Deisy Rivera Ortega was released from federal immigration custody Thursday evening and returned home after spending a month in detention. Immigration agents had arrested the El Salvador native during an April 14 appointment with immigration services, the same visit she was making to advance her application for permanent residency.
Sgt. Jose Serrano, an active duty soldier stationed in Texas, said his wife was taken at the appointment. Serrano, who served three tours in Afghanistan, and Rivera Ortega have been married since 2022. Her release came after a period in which supporters pressed for her freedom and lawmakers raised alarms about what her detention meant for military families.
The Department of Homeland Security said Rivera Ortega was freed with a GPS tracking device, mandatory home visits and ICE office check-ins, and said she will receive full due process.
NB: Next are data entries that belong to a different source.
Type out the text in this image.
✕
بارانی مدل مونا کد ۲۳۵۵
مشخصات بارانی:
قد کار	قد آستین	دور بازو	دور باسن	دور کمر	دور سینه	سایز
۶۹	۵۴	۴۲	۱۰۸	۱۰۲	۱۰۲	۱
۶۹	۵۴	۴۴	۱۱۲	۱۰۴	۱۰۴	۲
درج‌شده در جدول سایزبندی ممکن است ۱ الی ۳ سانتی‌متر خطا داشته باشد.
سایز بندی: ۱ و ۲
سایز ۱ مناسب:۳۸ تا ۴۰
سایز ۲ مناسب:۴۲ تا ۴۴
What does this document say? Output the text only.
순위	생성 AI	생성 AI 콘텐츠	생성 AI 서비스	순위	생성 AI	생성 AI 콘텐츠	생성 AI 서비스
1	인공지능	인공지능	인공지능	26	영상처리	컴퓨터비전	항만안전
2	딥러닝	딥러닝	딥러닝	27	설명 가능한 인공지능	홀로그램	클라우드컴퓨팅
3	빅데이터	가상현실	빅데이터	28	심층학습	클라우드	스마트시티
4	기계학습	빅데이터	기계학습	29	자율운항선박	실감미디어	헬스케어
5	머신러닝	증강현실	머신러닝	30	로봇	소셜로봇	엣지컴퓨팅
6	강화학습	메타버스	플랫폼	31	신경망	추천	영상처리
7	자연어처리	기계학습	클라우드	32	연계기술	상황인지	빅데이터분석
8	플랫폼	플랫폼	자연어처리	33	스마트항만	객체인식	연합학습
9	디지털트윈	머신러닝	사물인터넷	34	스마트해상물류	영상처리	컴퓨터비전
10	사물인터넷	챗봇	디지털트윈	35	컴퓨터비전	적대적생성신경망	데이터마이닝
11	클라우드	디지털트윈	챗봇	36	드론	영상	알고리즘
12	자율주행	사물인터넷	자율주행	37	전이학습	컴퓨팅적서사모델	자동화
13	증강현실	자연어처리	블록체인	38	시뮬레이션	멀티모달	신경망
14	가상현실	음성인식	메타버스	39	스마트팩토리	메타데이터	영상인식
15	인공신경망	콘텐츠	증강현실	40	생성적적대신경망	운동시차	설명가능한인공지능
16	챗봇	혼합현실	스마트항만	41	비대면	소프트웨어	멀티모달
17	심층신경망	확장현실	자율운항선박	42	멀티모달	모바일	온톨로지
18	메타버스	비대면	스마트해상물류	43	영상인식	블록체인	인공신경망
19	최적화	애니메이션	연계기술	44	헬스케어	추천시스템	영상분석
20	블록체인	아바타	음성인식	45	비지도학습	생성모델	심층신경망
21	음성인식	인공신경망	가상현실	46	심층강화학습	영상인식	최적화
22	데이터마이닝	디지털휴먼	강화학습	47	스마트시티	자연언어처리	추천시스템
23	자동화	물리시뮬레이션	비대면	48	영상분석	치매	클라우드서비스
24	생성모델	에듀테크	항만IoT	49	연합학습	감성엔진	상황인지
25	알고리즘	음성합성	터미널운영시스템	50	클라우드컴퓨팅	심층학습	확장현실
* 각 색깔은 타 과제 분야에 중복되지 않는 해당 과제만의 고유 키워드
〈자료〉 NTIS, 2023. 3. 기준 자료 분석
The department also said she entered the United States illegally in 2016 and that a judge issued a final order of removal in December 2019. Rivera Ortega had been applying for the parole-in-place program, which is designed to shield the immediate relatives of military family members from immigration enforcement while they work to adjust their legal status.
Her case has become a flashpoint because it sits at the intersection of immigration enforcement and military readiness. Tammy Duckworth’s office said Rivera Ortega held a military spouse ID card and a valid work permit and had been employed by two hotels. Duckworth told The that she personally contacted DHS Secretary Markwayne Mullin on Wednesday after learning of Rivera Ortega’s situation from advocacy groups.
“Our active duty service members, some of whom are deployed themselves, should not have to worry about whether or not their spouse, who oftentimes is the primary caregiver for their children, is going to be detained, and then who’s going to look after the children,” Duckworth said. She added that “our war fighters need to be talking and thinking and solely focused on the enemy who would do us harm and who would attack the United States, and they should not have to worry about the well-being of their family members back at home.”
The detention also landed amid a policy shift last April, when DHS eliminated a 2022 policy that treated a military family member’s service as a significant mitigating factor in deciding whether to pursue immigration enforcement. The administration’s newer policy says military service alone does not exempt people from immigration law consequences. DHS said more than 100 immediate family members of military veterans have been placed into removal proceedings under the Trump administration’s mass deportation agenda, and 34 military veterans were also placed in removal proceedings as of Jan. 26.
For Rivera Ortega and Serrano, Thursday night closed one chapter and exposed another. The release ended her month in custody, but it did not erase the removal order that still hangs over the case.